Reputation: 7004
I am trying to get the rank of an observation in a matrix, taking into account NaN's and values that can repeat themselfs.
E.g. if we have
A = [0.1 0.15 0.3; 0.5 0.15 0.1; NaN 0.2 0.4];
A =
0.1000 0.1500 0.3000
0.5000 0.1500 0.1000
NaN 0.2000 0.4000
Then I want to get the following output:
B =
1 2 4
6 2 1
NaN 3 5
Thus 0.1 is the lowest value (rank=1), whereas 0.5 is the highest value (rank = 6).
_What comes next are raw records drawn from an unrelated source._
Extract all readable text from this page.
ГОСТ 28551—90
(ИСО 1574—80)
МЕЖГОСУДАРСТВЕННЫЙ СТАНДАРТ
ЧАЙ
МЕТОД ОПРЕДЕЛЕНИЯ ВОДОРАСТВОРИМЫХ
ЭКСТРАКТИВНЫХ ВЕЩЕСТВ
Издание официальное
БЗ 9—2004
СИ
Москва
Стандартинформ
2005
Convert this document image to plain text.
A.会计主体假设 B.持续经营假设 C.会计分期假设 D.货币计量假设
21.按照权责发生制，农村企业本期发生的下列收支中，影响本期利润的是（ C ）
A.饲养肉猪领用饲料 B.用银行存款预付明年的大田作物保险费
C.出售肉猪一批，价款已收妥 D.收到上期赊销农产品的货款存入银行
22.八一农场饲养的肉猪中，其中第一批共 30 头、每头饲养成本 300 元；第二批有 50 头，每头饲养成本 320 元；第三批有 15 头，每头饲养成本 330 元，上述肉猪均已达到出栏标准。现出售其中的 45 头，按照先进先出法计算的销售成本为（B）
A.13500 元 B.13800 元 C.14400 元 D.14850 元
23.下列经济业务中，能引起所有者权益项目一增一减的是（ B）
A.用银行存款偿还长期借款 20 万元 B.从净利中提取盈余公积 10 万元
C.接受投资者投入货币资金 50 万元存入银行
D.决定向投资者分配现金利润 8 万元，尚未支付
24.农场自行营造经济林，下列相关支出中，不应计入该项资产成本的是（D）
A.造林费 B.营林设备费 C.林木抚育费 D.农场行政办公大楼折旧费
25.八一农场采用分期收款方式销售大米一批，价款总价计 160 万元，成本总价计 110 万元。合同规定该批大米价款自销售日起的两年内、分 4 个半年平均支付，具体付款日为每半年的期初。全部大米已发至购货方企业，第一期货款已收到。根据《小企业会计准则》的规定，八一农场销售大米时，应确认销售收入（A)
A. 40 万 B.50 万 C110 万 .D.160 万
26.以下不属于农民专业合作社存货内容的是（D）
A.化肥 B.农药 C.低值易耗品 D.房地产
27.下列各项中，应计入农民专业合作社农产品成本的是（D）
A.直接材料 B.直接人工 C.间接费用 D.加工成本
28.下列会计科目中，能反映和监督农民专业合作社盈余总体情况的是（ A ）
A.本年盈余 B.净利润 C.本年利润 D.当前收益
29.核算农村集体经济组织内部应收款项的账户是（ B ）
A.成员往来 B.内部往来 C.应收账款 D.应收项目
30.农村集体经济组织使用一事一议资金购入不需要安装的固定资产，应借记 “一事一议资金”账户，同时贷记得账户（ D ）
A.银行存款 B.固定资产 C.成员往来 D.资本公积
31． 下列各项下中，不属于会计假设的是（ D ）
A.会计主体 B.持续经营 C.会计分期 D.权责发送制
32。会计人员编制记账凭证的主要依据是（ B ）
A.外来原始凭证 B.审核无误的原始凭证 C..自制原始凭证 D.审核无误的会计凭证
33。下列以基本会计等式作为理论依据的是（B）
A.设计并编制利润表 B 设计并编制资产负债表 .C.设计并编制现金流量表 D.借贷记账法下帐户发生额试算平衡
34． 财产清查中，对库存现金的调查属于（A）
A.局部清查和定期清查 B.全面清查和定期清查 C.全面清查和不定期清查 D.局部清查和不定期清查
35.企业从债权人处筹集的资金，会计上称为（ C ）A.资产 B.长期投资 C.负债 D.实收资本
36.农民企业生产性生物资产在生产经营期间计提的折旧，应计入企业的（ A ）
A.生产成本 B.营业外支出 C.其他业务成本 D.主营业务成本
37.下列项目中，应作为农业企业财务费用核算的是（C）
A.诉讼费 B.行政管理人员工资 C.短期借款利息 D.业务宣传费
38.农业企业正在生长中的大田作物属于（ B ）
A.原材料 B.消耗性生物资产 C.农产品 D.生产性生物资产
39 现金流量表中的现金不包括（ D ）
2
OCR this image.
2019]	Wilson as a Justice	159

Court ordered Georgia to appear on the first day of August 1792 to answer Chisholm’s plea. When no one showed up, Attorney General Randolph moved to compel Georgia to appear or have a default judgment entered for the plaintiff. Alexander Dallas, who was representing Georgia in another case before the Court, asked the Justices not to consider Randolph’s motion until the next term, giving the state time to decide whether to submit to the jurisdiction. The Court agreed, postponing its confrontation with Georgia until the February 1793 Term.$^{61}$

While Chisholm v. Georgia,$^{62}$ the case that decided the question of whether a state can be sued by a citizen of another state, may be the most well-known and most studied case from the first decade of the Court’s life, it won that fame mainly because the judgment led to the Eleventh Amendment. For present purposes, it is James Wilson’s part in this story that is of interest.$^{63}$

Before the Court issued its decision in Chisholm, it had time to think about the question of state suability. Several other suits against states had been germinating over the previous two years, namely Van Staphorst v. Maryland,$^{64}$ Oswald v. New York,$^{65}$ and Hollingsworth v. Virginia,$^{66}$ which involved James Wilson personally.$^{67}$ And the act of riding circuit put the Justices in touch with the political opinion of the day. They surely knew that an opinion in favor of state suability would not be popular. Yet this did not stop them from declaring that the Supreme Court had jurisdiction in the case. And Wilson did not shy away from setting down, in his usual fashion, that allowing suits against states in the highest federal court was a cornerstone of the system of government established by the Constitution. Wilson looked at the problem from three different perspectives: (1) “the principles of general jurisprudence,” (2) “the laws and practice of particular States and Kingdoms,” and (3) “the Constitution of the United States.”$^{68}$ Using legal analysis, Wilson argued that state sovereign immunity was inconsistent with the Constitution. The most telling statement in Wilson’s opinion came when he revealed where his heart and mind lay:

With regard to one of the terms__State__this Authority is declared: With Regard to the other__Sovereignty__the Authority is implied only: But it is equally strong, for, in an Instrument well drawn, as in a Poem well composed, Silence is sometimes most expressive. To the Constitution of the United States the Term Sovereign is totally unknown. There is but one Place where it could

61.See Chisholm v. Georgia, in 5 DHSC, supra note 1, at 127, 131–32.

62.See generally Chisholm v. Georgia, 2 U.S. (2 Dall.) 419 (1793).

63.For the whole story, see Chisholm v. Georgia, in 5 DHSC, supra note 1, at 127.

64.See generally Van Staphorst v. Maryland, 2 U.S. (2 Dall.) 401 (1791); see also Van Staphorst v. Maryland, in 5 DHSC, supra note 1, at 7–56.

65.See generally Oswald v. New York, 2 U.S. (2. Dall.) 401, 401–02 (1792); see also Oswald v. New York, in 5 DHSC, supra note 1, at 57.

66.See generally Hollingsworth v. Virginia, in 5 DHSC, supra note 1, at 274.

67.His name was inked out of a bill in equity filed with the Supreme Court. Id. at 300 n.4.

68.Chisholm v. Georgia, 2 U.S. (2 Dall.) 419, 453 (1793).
Ideally an efficient solution without loops.
Upvotes: 1
Views: 54
Reputation: 30047
You can use unique
. This sorts data by default, and you can get the index of the sorted unique values. This would replicate your tie behaviour, since identical values will have the same index. You can omit NaN
values with logical indexing.
r = A; % or NaN(size(A))
nanIdx = isnan(A); % Get indices of NaNs in A to ignore
[~, ~, r(~nanIdx)] = unique(A(~nanIdx)) % Assign non-NaN values to their 'unique' index
>> r =
[ 1 2 4
6 2 1
NaN 3 5 ]
If you have the stats toolbox you can use tiedrank
function for a similar result.
r = reshape(tiedrank(A(:)), size(A)) % Have to use reshape or rank will be per-column
>> r =
[ 1.5, 3.5, 6.0
8.0, 3.5, 1.5
NaN, 5.0, 7.0 ]
This is not your desired result (as per your example). You can see that tiedrank
actually uses a more conventional ranking system than yours, where a tie gives each result the average rank. For example a tied 1st and 2nd gives each rank 1.5, and the next rank is 3.
Upvotes: 3